Chest2004 Jun;125(6):2289-93.
Torre Massimo, Ferraroli Giorgio M, Vanzulli Angelo, Fieschi Stefano
Abstract
BACKGROUND:
To show the safety and stability of a spiral wire needle (Somatex; Rietzneuendorf, Germany) in the detection and subsequent thoracoscopic resection of subpleural and/or small nodules of the lung.
METHODS:
Under local anesthesia and CT control, 13 patients underwent the positioning of a spiral wire needle into the lung, with the spiral located close to or inside the nodule to be resected. Then the patients underwent video-assisted thoracoscopic surgery resection of the nodules with only two thoracoscopic accesses.
RESULTS:
All the nodules were identified due to the precise location of the spiral wire needle. The presence of a stable spiral wire inside the parenchyma has allowed us to put under tension the overlying parenchyma, which had previously been excluded from ventilation. The external traction on the needle facilitates the detection of the nodule and simplifies thoracoscopic resection with a stapler.
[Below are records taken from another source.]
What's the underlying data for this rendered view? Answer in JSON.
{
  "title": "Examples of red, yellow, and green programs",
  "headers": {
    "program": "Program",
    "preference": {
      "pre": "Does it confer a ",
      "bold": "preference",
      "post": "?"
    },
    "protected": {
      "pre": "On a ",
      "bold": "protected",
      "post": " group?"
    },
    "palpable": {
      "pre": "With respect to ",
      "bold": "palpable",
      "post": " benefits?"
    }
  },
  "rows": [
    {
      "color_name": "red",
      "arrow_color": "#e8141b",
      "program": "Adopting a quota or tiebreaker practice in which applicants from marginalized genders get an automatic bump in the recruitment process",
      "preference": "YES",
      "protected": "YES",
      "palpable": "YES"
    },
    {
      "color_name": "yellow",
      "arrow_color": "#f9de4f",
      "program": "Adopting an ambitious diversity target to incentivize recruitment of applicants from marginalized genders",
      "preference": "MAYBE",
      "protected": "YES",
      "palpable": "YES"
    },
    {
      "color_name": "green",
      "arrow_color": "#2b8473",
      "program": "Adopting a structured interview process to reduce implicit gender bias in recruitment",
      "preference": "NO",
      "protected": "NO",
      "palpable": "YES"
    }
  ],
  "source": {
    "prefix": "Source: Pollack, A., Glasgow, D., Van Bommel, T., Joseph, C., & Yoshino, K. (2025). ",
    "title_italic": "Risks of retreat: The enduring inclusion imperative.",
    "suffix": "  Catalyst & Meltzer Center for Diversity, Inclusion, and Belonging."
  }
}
With this new tool, we have always reached an adequate diagnosis and observed no cases of dislodgment of the needle during the traction maneuvers, nor cases of conversion from thoracoscopy to thoracotomy.
CONCLUSIONS:
Although our initial experience is limited, the use of this spiral wire needle has been shown to be extremely advantageous in identifying subpleural and/or small nodules of the lung, even sparing the classic third thoracoscopic access for their resection. The presence of a wire needle with a spiral terminal portion (which is placed firmly inside the lung parenchyma) is very useful for the thoracoscopic resection of pulmonary nodules.